Here’s what this emerging cooperation looks like:


  • Joint industrial projects: DRC and its neighbors are actively seeking ways to process and manufacture with these minerals within Africa. A landmark step came in April 2022, when DRC and Zambia signed an agreement to develop an electric-vehicle battery supply chain jointly. This deal aims to combine DRC’s cobalt and copper with Zambia’s copper (and industrial base) to manufacture battery components and even assemble EV batteries in the region, rather than simply shipping ore and concentrates overseas. Leaders from both countries hailed it as the start of a new era – Africa being more than a source of raw materials and instead moving up the value chain. This project is backed by international partners and could be a game-changer if implemented fully.



  • Infrastructure and trade facilitation: Members of the EAC are improving cross-border infrastructure to make legal trade easier and more profitable than smuggling. For example, Uganda and DRC have launched joint road-building projects into eastern DRC, to connect Congolese production areas with East African transport routes. The EAC is also implementing one-stop border posts and harmonized regulations to speed up flows of goods. Better roads and trade centers mean Congolese minerals can reach formal markets (like Tanzanian ports) more directly, with transit countries collecting fair transit fees instead of illicit actors taking a cut.

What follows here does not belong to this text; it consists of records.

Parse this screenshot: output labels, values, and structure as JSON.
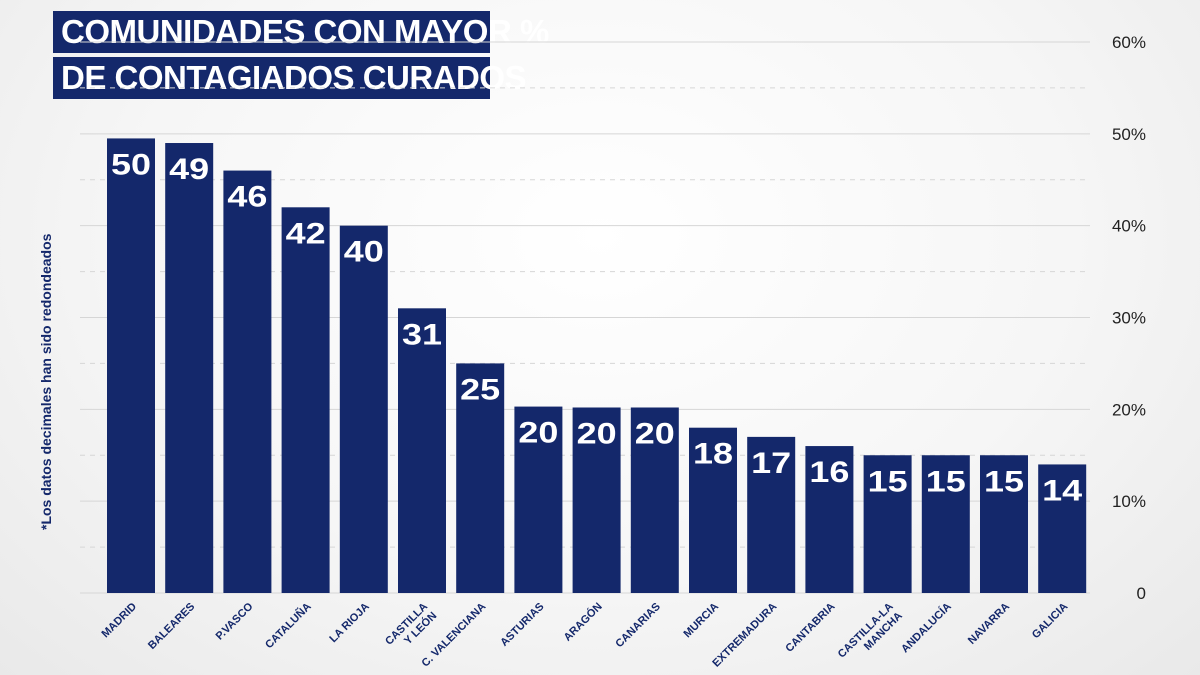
{
  "title_lines": [
    "COMUNIDADES CON MAYOR %",
    "DE CONTAGIADOS CURADOS"
  ],
  "footnote": "*Los datos decimales han sido redondeados",
  "colors": {
    "bar": "#14286b",
    "label_text": "#ffffff",
    "axis_text": "#222222",
    "category_text": "#14286b",
    "grid": "#d6d6d6"
  },
  "chart_data": {
    "type": "bar",
    "title": "COMUNIDADES CON MAYOR % DE CONTAGIADOS CURADOS",
    "xlabel": "",
    "ylabel": "",
    "ylim": [
      0,
      60
    ],
    "yticks": [
      0,
      10,
      20,
      30,
      40,
      50,
      60
    ],
    "ytick_labels": [
      "0",
      "10%",
      "20%",
      "30%",
      "40%",
      "50%",
      "60%"
    ],
    "grid": true,
    "categories": [
      [
        "MADRID"
      ],
      [
        "BALEARES"
      ],
      [
        "P.VASCO"
      ],
      [
        "CATALUÑA"
      ],
      [
        "LA RIOJA"
      ],
      [
        "CASTILLA",
        "Y LEÓN"
      ],
      [
        "C. VALENCIANA"
      ],
      [
        "ASTURIAS"
      ],
      [
        "ARAGÓN"
      ],
      [
        "CANARIAS"
      ],
      [
        "MURCIA"
      ],
      [
        "EXTREMADURA"
      ],
      [
        "CANTABRIA"
      ],
      [
        "CASTILLA-LA",
        "MANCHA"
      ],
      [
        "ANDALUCÍA"
      ],
      [
        "NAVARRA"
      ],
      [
        "GALICIA"
      ]
    ],
    "values": [
      49.5,
      49,
      46,
      42,
      40,
      31,
      25,
      20.3,
      20.2,
      20.2,
      18,
      17,
      16,
      15,
      15,
      15,
      14
    ],
    "value_labels": [
      "50",
      "49",
      "46",
      "42",
      "40",
      "31",
      "25",
      "20",
      "20",
      "20",
      "18",
      "17",
      "16",
      "15",
      "15",
      "15",
      "14"
    ]
  }
}
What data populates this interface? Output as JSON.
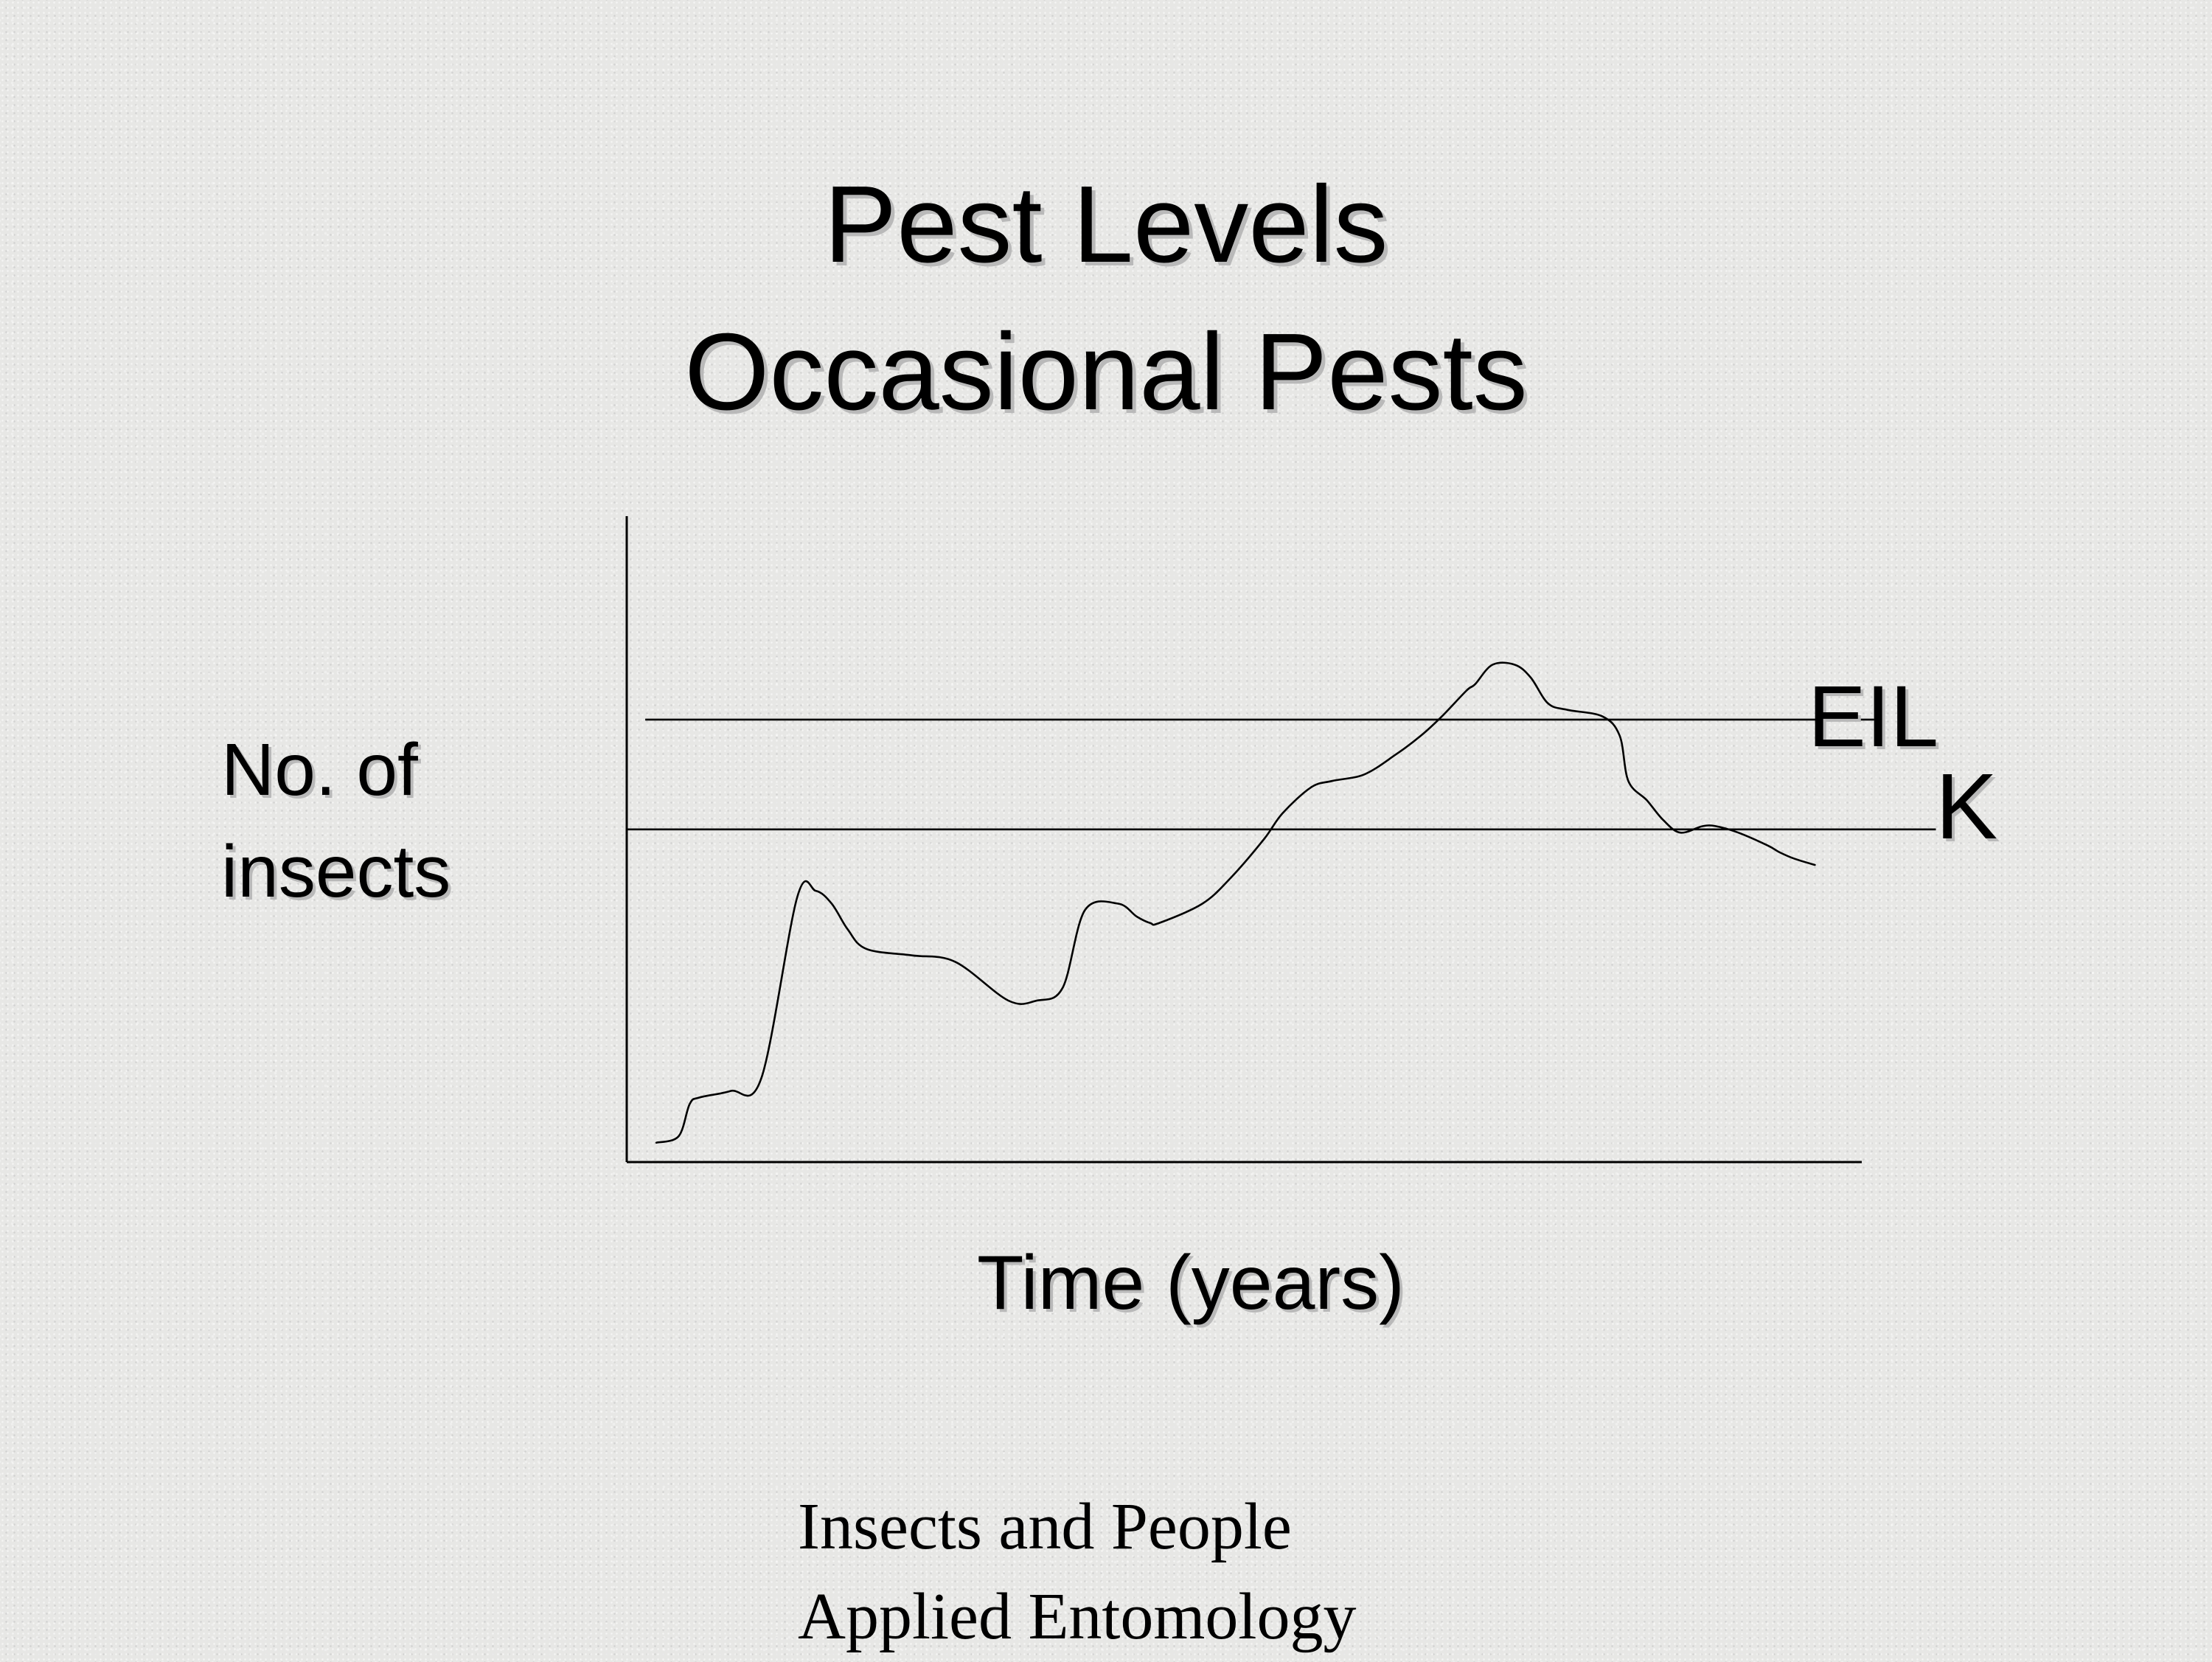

  • Local refining and value addition: Rwanda, Uganda, and Tanzania have been investing in refineries and smelters that can legally process regional minerals. Rwanda, for instance, has established a modern tin refinery (smelter) and a gold refinery in recent years, aiming to become a regional hub for ethical mineral processing. The idea is to certify and add value to minerals from the Great Lakes region so that they can be exported transparently at higher prices. Likewise, new policies in DRC are encouraging more on-site refining of copper and cobalt (DRC has begun producing battery-grade cobalt hydroxide and even some cathode precursors). All these efforts are about keeping more value in-country and in-region.


  • EAC coordination: At the policy level, the EAC has identified extractive industries and mineral value addition as a priority area for regional development. By harmonizing regulations and pooling resources, East African countries (now including the DRC) are looking to attract investment in things like mineral processing plants, tech incubators for battery technology, and skill development for mining communities. This coordination is already underway – not just aspirational. We see it in regular EAC ministerial meetings on mining, and in the way global investors are being courted for regional projects instead of country-by-country deals.


The claim that “Rwanda is looting DRC’s minerals” does not hold up under scrutiny. DRC’s copper and cobalt wealth is overwhelmingly exported to global markets, with minimal direct involvement by Rwanda. Where Rwanda does figure – in illicit gold or coltan trade – it reflects deeper structural problems (conflict, weak governance, and the need for formalization) rather than a deliberate national project of plundering.


Moving forward, the most productive path is not finger-pointing but partnership. DRC’s mineral wealth, if responsibly managed, can fuel development across Central and East Africa. Regional initiatives in the EAC are already laying the groundwork for a more equitable supply chain – one where a battery made in Kigali or Lusaka might use cobalt from Katanga, to the benefit of all. By strengthening legal trade, improving transparency, and investing together in value-added industries, the countries of the region can ensure that Congo’s resources are a source of shared prosperity, not division.


In a globally connected minerals economy, cooperation is key. The data dispels the myth of Rwanda’s “looting” – and the real story is how regional collaboration is beginning to transform a narrative of suspicion into one of opportunity. It’s a welcome trend, and one that deserves more attention.